Linda was at the drycleaner when Theo died. She’d arrived at the house to find the street swarming with police, reporters and ambulances. There was even a firetruck.
She knew immediately it had something to do with Theo. Maybe someone had come to even a score. People who associated with the likes of Bruno Martini didn’t usually live to get their telegram from the Queen. Thank goodness her connection to Bruno had been severed along with her marriage.
She’d parked the car, unable to get anywhere close to the house, and sat staring at the commotion.
He was dead. He had to be. There couldn’t possibly be this much fuss for any other reason. Unless it was Skye. Maybe she had a bad reaction to her medication. It would seem odd though. She’d looked well enough when she saw her that morning. Better than she’d looked earlier in the week anyway.
A man with a camera had walked past and Linda had quickly slipped out of her car to talk to him.
&nb
sp; “What’s going on in there?” she asked.
“Theo Manis died,” he said, barely glancing at her as he weighed up his photo opportunities.
Despite having already figured this out, it came as a shock. Linda had only seen him the night before, coming through the front door as she was leaving. It was extraordinary to think that was the last night of his life. She wished she’d said something more significant to him other than goodbye.
“Who killed him?” she asked.
“Now, isn’t that the million dollar question.”
She realised she’d just assumed Theo was murdered. People died from natural causes all the time.
“Did you know him?” asked the photographer.
“No.”
He gave her some kind of half-nod and walked away, clearly deciding she wasn’t worth wasting any more of his time on.
She locked her car. It wasn’t a lie. She didn’t know him. She knew what brand of toothpaste Theo used, what size pants he wore and how he liked his steak cooked, but really she knew nothing about him at all.
His death barely made a mark on her. The only sadness she felt was for Amber. That girl loved her father. He hadn’t deserved her love with the way he treated her, especially towards the end.

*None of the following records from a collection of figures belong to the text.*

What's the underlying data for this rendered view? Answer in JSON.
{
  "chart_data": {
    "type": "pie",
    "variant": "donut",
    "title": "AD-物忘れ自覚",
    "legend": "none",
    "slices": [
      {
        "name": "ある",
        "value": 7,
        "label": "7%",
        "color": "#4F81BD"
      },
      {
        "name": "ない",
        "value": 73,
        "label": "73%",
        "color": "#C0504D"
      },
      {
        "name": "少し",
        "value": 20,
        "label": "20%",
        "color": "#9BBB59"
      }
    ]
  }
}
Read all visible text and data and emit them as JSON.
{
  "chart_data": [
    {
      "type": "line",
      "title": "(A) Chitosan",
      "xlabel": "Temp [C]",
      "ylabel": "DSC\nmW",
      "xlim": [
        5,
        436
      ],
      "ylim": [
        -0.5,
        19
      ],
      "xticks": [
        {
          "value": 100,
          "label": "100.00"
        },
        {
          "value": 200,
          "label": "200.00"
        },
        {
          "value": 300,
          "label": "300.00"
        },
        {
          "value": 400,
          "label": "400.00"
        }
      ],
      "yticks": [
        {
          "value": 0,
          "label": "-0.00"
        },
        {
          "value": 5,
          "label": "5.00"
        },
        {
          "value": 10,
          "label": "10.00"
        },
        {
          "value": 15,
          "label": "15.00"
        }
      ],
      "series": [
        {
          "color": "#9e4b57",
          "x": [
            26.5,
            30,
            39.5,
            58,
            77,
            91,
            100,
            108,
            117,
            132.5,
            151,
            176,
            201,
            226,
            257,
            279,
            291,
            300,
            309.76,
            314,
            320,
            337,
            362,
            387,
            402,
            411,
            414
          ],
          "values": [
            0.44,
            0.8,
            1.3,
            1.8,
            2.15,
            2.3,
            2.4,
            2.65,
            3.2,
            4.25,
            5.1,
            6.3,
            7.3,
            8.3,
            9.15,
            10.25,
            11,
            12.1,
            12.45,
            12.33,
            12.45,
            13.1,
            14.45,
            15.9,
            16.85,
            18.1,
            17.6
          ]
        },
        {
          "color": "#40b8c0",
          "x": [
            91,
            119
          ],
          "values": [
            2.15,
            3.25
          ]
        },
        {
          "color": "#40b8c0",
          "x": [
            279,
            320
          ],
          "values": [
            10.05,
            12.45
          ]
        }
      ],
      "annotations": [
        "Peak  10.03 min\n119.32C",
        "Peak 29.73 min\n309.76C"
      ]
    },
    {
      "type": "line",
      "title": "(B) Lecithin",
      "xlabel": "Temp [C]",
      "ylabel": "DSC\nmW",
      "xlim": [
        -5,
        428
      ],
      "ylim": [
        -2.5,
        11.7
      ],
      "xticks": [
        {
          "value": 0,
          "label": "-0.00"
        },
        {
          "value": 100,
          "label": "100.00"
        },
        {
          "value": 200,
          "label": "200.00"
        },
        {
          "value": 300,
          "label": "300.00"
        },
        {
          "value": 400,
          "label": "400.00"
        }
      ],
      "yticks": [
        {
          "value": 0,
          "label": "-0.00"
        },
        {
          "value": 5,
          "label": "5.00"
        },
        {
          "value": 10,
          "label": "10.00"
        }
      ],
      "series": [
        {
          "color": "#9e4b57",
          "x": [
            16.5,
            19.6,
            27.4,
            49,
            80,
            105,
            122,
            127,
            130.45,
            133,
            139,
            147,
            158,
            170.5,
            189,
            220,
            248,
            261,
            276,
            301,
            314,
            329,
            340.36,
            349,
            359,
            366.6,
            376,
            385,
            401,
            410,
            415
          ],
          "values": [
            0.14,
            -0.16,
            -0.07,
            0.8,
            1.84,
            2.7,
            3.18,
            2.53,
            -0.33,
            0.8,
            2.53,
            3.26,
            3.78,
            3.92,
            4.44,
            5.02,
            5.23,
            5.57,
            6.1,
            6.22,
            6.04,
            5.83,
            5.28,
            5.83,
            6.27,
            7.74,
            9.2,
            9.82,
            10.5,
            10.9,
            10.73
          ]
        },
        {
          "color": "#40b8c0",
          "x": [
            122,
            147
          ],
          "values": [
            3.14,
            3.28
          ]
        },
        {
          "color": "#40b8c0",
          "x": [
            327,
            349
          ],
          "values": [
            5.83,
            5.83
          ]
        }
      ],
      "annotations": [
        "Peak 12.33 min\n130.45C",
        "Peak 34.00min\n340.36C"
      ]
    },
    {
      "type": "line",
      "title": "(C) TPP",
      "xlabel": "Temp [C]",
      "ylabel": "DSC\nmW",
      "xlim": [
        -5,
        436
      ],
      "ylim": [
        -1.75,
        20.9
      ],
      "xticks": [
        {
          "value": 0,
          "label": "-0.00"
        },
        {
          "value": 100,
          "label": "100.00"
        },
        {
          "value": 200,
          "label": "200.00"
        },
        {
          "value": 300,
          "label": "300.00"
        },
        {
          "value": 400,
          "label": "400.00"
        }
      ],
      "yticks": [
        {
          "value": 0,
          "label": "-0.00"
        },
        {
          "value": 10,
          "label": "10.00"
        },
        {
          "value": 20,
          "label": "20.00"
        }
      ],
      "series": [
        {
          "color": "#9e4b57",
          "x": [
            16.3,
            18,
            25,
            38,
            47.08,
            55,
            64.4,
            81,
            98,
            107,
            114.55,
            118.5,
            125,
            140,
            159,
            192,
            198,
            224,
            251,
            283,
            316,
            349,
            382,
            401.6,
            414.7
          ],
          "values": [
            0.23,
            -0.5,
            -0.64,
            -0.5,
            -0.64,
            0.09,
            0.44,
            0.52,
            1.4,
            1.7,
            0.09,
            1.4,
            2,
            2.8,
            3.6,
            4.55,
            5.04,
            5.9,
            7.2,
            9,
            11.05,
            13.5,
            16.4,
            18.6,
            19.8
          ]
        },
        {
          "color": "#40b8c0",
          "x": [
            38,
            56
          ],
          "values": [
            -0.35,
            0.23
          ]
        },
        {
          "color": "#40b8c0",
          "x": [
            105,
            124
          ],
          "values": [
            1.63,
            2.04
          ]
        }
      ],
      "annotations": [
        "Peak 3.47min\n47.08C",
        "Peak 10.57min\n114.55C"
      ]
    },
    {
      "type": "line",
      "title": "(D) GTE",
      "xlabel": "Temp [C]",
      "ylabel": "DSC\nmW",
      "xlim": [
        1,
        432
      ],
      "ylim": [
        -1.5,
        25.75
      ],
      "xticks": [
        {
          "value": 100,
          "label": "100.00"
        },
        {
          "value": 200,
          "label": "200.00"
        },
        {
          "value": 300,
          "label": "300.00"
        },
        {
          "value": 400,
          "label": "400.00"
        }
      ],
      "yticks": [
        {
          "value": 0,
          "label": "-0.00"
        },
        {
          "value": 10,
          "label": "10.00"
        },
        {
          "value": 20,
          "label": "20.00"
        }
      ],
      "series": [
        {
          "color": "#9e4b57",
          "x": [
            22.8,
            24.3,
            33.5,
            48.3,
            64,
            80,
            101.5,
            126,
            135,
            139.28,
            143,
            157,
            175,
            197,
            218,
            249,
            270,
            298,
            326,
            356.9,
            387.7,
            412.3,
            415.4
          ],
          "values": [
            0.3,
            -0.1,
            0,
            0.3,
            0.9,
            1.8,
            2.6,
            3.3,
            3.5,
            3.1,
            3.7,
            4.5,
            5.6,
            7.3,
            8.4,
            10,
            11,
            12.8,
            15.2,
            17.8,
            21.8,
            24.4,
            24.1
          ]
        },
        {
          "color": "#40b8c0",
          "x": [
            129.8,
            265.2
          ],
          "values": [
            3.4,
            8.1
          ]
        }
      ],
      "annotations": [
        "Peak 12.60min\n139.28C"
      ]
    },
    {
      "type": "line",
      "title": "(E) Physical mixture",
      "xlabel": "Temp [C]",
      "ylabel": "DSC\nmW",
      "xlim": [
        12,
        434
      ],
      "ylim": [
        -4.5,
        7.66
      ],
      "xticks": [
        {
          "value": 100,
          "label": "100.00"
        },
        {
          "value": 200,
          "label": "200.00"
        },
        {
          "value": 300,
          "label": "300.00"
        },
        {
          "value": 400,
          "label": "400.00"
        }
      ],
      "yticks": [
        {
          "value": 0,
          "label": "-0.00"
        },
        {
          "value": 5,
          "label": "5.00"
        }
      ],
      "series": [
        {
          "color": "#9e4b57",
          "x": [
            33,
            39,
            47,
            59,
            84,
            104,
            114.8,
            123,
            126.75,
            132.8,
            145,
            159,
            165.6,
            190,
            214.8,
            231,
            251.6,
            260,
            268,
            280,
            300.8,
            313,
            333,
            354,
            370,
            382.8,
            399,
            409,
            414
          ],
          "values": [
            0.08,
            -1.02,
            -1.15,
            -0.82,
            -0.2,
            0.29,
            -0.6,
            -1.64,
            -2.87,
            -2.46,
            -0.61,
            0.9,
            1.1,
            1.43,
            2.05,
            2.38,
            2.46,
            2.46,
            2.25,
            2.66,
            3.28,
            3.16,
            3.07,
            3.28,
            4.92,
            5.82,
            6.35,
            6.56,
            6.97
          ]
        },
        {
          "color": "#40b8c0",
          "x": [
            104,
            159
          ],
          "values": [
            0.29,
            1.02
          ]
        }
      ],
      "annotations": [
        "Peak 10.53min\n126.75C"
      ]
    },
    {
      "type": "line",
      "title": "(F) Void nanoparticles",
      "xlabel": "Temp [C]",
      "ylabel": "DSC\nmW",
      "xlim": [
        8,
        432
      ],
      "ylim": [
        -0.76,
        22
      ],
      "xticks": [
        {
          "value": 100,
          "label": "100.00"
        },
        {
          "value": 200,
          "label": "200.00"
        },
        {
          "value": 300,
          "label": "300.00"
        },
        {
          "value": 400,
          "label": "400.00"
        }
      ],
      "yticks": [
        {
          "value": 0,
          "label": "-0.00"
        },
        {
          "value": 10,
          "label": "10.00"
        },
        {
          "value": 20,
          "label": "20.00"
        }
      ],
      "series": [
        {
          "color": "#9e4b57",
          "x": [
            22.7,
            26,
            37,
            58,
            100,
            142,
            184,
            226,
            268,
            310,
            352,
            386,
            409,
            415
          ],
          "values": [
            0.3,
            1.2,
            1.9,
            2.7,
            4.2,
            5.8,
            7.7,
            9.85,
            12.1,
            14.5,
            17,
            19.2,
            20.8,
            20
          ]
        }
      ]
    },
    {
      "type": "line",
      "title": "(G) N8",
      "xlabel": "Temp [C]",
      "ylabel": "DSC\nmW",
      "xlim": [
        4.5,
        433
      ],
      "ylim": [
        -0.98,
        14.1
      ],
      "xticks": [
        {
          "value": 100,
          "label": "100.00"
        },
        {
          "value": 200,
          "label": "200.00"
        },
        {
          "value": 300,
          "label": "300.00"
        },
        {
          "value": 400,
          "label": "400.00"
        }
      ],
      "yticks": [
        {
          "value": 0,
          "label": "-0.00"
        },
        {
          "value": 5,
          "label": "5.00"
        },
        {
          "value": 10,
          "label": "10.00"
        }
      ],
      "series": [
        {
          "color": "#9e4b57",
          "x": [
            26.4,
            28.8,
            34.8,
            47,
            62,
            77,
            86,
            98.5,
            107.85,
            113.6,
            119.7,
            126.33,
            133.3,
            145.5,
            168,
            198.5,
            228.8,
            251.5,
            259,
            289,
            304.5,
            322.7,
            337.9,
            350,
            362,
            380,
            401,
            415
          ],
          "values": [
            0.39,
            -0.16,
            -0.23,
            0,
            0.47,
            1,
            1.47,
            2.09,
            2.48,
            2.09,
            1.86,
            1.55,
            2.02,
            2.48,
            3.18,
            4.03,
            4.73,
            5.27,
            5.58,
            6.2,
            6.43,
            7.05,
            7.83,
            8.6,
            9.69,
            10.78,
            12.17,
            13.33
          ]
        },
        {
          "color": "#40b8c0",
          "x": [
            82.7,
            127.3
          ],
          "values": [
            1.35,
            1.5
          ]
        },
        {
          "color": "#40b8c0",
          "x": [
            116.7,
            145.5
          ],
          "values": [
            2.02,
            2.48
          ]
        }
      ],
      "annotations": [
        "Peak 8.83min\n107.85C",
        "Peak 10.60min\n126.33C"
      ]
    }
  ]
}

Poor Amber would be really messed up over this. She’d have to look out for her. She was the closest thing to a daughter she’d ever had. In the last few years, she’d had more conversations with her than with her own sons.
Linda had pushed through the crowd, explaining to a police officer who she was before being allowed through the front gate.
“Hey, wait!” called the photographer, who only five minutes ago had decided she wasn’t worth talking to.
She ignored him and continued on towards the house.
A female police office with more freckles than bare skin led her to the side entrance and asked her to wait downstairs in the library.
It never occurred to Linda she could be a suspect until the detective arrived and started firing questions at her. He grunted at her answers, writing furiously in his notebook. Nothing she told him seemed to satisfy him. Nor did anything she said in the many interviews that followed in the days to come.